I shrugged, trying to appear nonchalant. “It can’t be helped.”
I had actually wanted to include less background info, but I’d been forced to give a very brief overview of the Parahuman Protection Acts in order to explain why the decriminalization of wolf hunting posed such a danger.
He nodded in agreement. “No, it can’t. Still, it’s a topic that could benefit from a more detailed examination. Maybe something to keep in mind for the future.” Before I could think too much about that particular statement, he continued. “Anyways, I’ve got no objections to this, so if you’re okay with it as is, I can go ahead and send it down to the copy editors now.”

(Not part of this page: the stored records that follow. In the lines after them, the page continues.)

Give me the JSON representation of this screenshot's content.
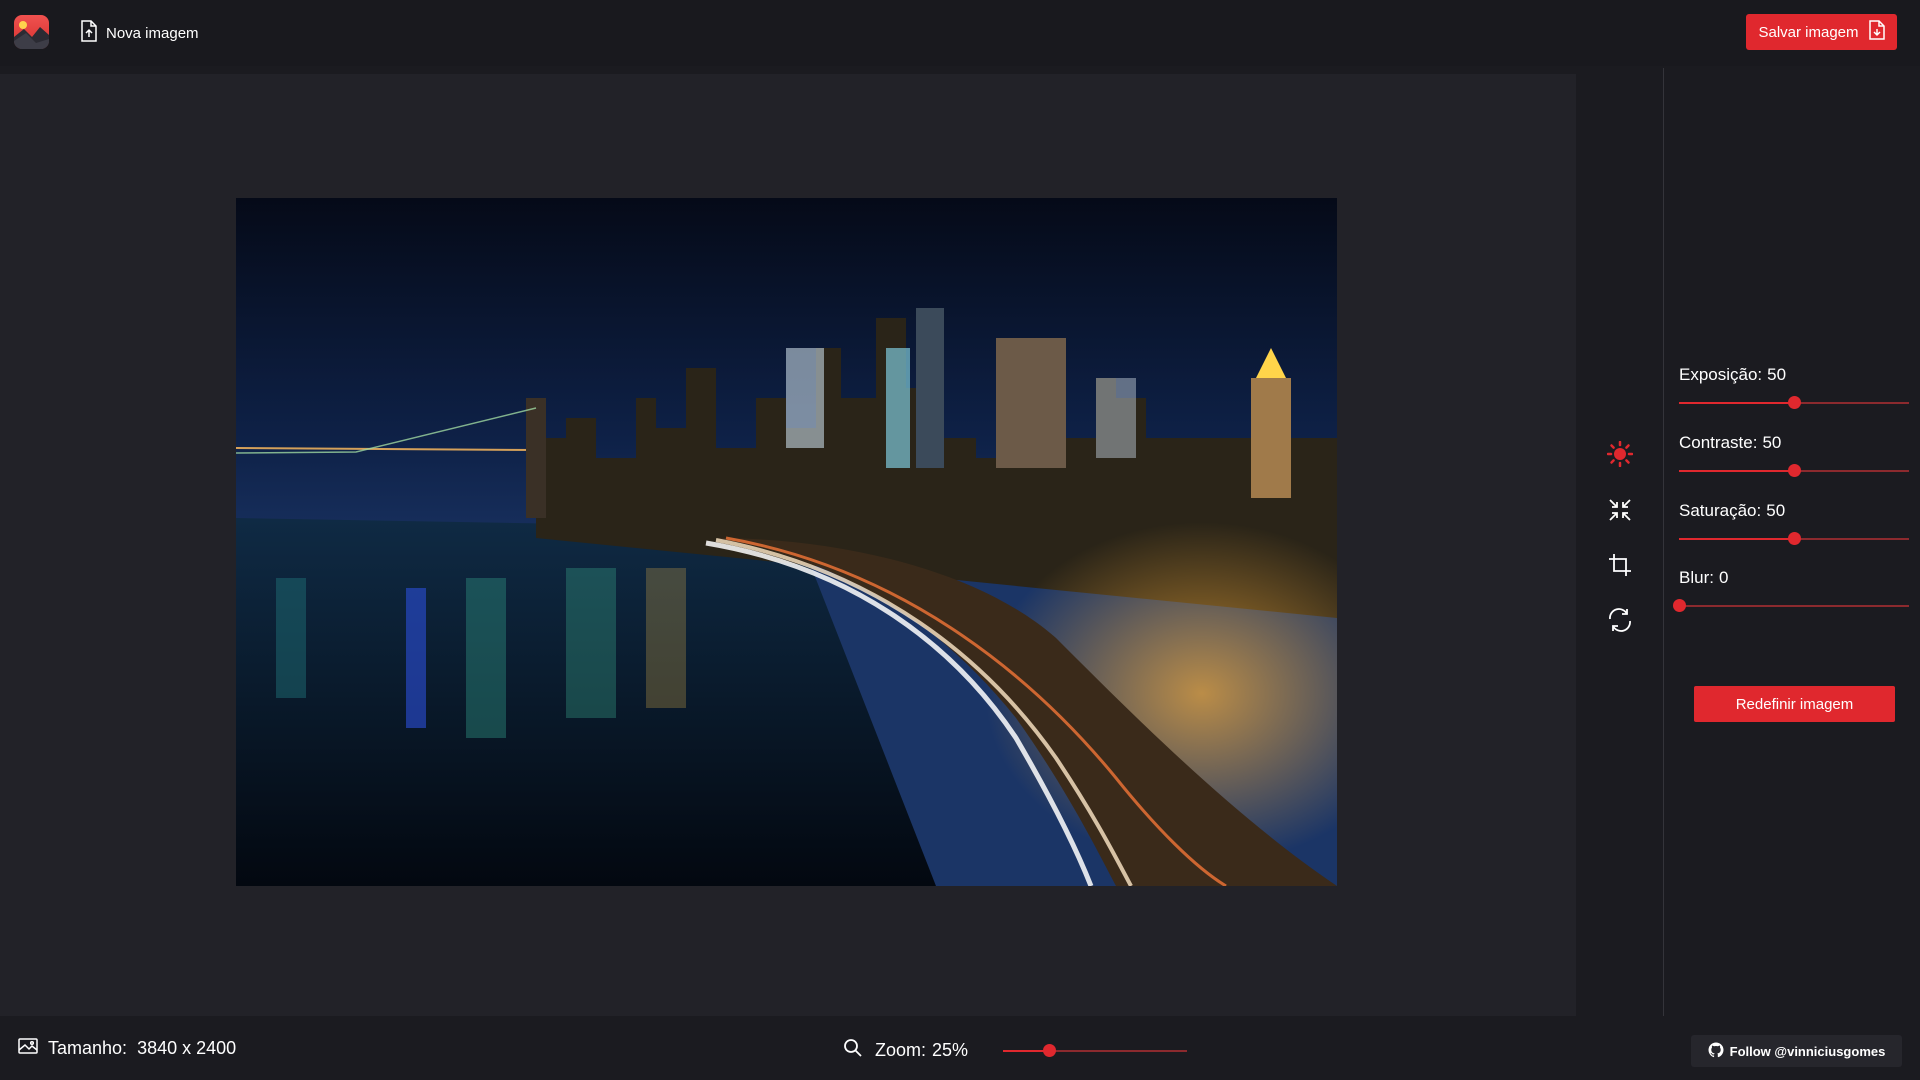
{
  "app": {
    "logo_icon": "app-logo-icon",
    "accent_color": "#e0282e"
  },
  "toolbar": {
    "new_image_label": "Nova imagem",
    "save_label": "Salvar imagem"
  },
  "tools": [
    {
      "icon": "brightness-icon",
      "active": true
    },
    {
      "icon": "compress-icon",
      "active": false
    },
    {
      "icon": "crop-icon",
      "active": false
    },
    {
      "icon": "refresh-icon",
      "active": false
    }
  ],
  "adjustments": {
    "exposure": {
      "label": "Exposição:",
      "value": "50",
      "fraction": 0.5
    },
    "contrast": {
      "label": "Contraste:",
      "value": "50",
      "fraction": 0.5
    },
    "saturation": {
      "label": "Saturação:",
      "value": "50",
      "fraction": 0.5
    },
    "blur": {
      "label": "Blur:",
      "value": "0",
      "fraction": 0.0
    }
  },
  "reset_label": "Redefinir imagem",
  "status": {
    "size_label": "Tamanho:",
    "size_value": "3840 x 2400",
    "zoom_label": "Zoom:",
    "zoom_value": "25%",
    "zoom_fraction": 0.25
  },
  "follow_label": "Follow @vinniciusgomes"
}
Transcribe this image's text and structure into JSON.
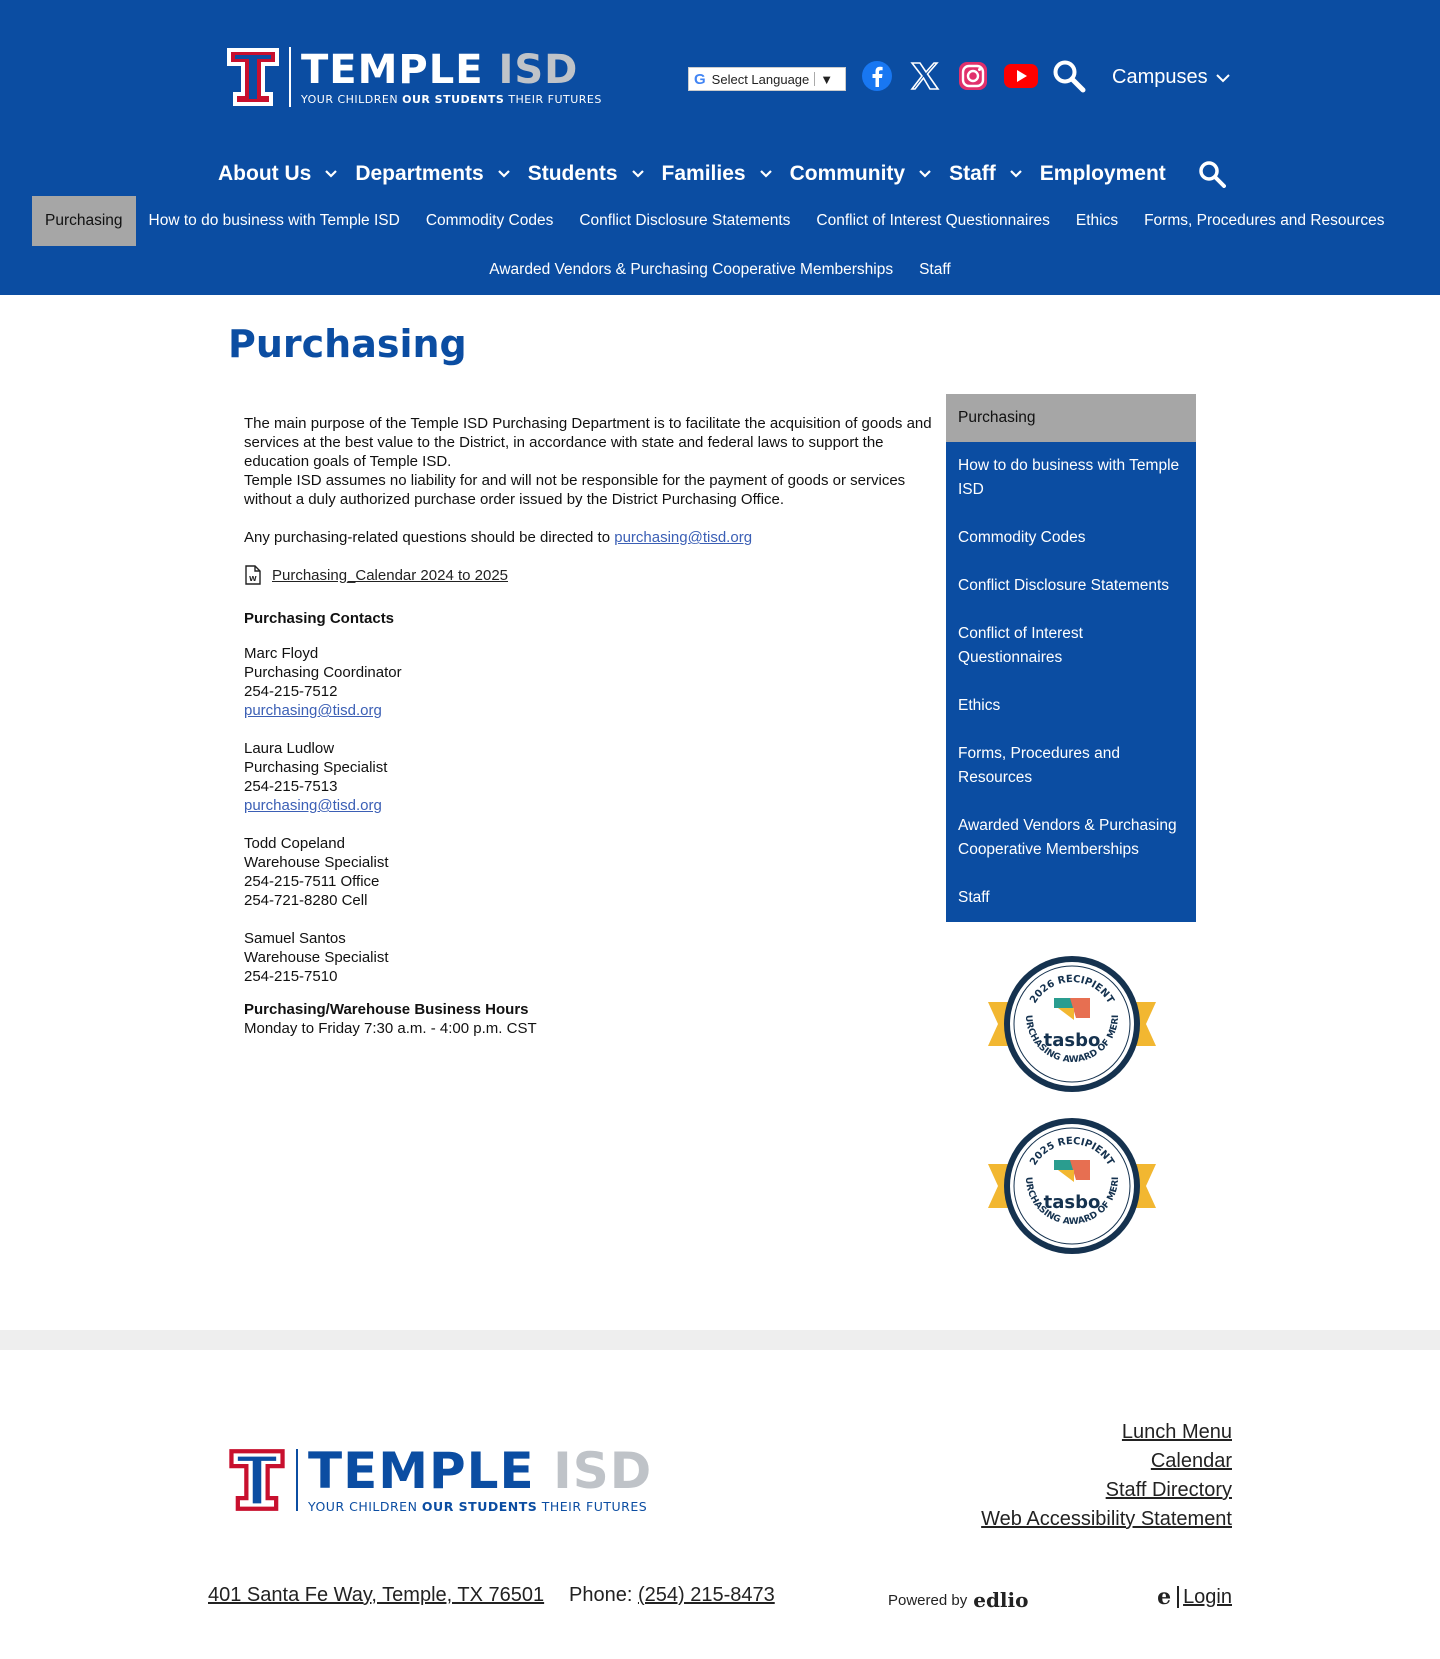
{
  "header": {
    "logo_main": "TEMPLE",
    "logo_isd": "ISD",
    "logo_tag_1": "YOUR CHILDREN",
    "logo_tag_2": "OUR STUDENTS",
    "logo_tag_3": "THEIR FUTURES",
    "language_select": "Select Language",
    "campuses": "Campuses",
    "social": [
      "facebook-icon",
      "x-twitter-icon",
      "instagram-icon",
      "youtube-icon",
      "search-icon"
    ]
  },
  "main_nav": [
    {
      "label": "About Us"
    },
    {
      "label": "Departments"
    },
    {
      "label": "Students"
    },
    {
      "label": "Families"
    },
    {
      "label": "Community"
    },
    {
      "label": "Staff"
    },
    {
      "label": "Employment"
    }
  ],
  "sub_nav": [
    "Purchasing",
    "How to do business with Temple ISD",
    "Commodity Codes",
    "Conflict Disclosure Statements",
    "Conflict of Interest Questionnaires",
    "Ethics",
    "Forms, Procedures and Resources",
    "Awarded Vendors & Purchasing Cooperative Memberships",
    "Staff"
  ],
  "page": {
    "title": "Purchasing",
    "intro_1": "The main purpose of the Temple ISD Purchasing Department is to facilitate the acquisition of goods and services at the best value to the District, in accordance with state and federal laws to support the education goals of Temple ISD.",
    "intro_2": "Temple ISD assumes no liability for and will not be responsible for the payment of goods or services without a duly authorized purchase order issued by the District Purchasing Office.",
    "questions_text": "Any purchasing-related questions should be directed to ",
    "questions_email": "purchasing@tisd.org",
    "file_link": "Purchasing_Calendar 2024 to 2025",
    "contacts_heading": "Purchasing Contacts",
    "contacts": [
      {
        "name": "Marc Floyd",
        "title": "Purchasing Coordinator",
        "phone": "254-215-7512",
        "email": "purchasing@tisd.org"
      },
      {
        "name": "Laura Ludlow",
        "title": "Purchasing Specialist",
        "phone": "254-215-7513",
        "email": "purchasing@tisd.org"
      },
      {
        "name": "Todd Copeland",
        "title": "Warehouse Specialist",
        "phone": "254-215-7511 Office",
        "phone2": "254-721-8280 Cell"
      },
      {
        "name": "Samuel Santos",
        "title": "Warehouse Specialist",
        "phone": "254-215-7510"
      }
    ],
    "hours_heading": "Purchasing/Warehouse Business Hours",
    "hours": "Monday to Friday 7:30 a.m. - 4:00 p.m. CST"
  },
  "sidebar": [
    "Purchasing",
    "How to do business with Temple ISD",
    "Commodity Codes",
    "Conflict Disclosure Statements",
    "Conflict of Interest Questionnaires",
    "Ethics",
    "Forms, Procedures and Resources",
    "Awarded Vendors & Purchasing Cooperative Memberships",
    "Staff"
  ],
  "badges": [
    {
      "year": "2026 RECIPIENT",
      "brand": "tasbo",
      "award": "PURCHASING AWARD OF MERIT"
    },
    {
      "year": "2025 RECIPIENT",
      "brand": "tasbo",
      "award": "PURCHASING AWARD OF MERIT"
    }
  ],
  "footer": {
    "links": [
      "Lunch Menu",
      "Calendar",
      "Staff Directory",
      "Web Accessibility Statement"
    ],
    "address": "401 Santa Fe Way, Temple, TX 76501",
    "phone_label": "Phone: ",
    "phone": "(254) 215-8473",
    "powered_by": "Powered by",
    "edlio": "edlio",
    "login": "Login"
  },
  "colors": {
    "brand_blue": "#0b4da2",
    "active_gray": "#a6a6a6",
    "link_blue": "#3b5fb5",
    "badge_gold": "#f2b731",
    "badge_navy": "#15324f"
  }
}
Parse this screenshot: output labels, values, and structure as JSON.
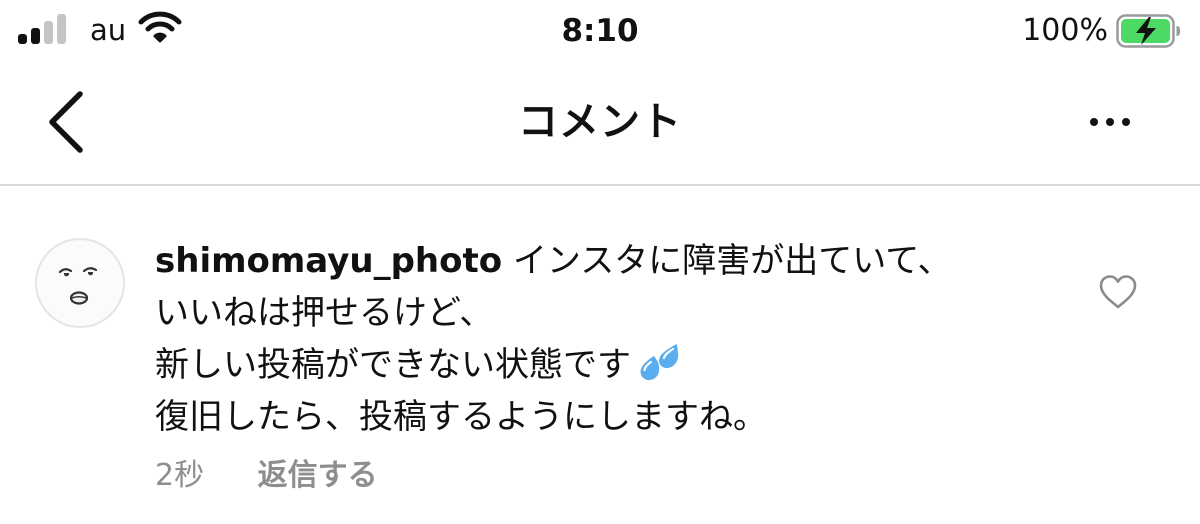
{
  "status_bar": {
    "carrier": "au",
    "time": "8:10",
    "battery_percent": "100%",
    "signal_bars_active": 2,
    "signal_bars_total": 4,
    "battery_level": 1.0,
    "battery_charging": true,
    "icons": {
      "signal": "cellular-signal-icon",
      "wifi": "wifi-icon",
      "battery": "battery-charging-icon"
    },
    "colors": {
      "battery_fill": "#4cd964"
    }
  },
  "header": {
    "title": "コメント",
    "icons": {
      "back": "chevron-left-icon",
      "more": "more-horizontal-icon"
    }
  },
  "comment": {
    "username": "shimomayu_photo",
    "text_lines": [
      "インスタに障害が出ていて、",
      "いいねは押せるけど、",
      "新しい投稿ができない状態です",
      "復旧したら、投稿するようにしますね。"
    ],
    "emoji": "💦",
    "time": "2秒",
    "reply_label": "返信する",
    "icons": {
      "avatar": "avatar-face-illustration",
      "like": "heart-outline-icon",
      "emoji": "sweat-droplets-icon"
    }
  },
  "colors": {
    "text_primary": "#111111",
    "text_secondary": "#8e8e8e",
    "divider": "#d8d8d8",
    "background": "#ffffff"
  }
}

“Sure, that sounds good,” I said, trying not to sound too relieved. “Anything else you want me working on over the weekend?”
He waved his hand dismissively. “Nah, don’t worry about it. We’ve got the Monday issue squared away already.”
“I guess I’ll see you Monday then,” I said, standing up to leave.
“See you Monday,” he confirmed.
“Oh, and Heather,” he called, stopping me in the door of his office. “Enjoy your hike.” He smirked slightly as he said it, making it clear he was referring to the euphemism I had used in the piece for my weekend shapeshifting jaunts.
I forced a smile to my face. “Thanks, Kurt.”
Sometimes you just had to take the good with the bad (and, occasionally, the ugly).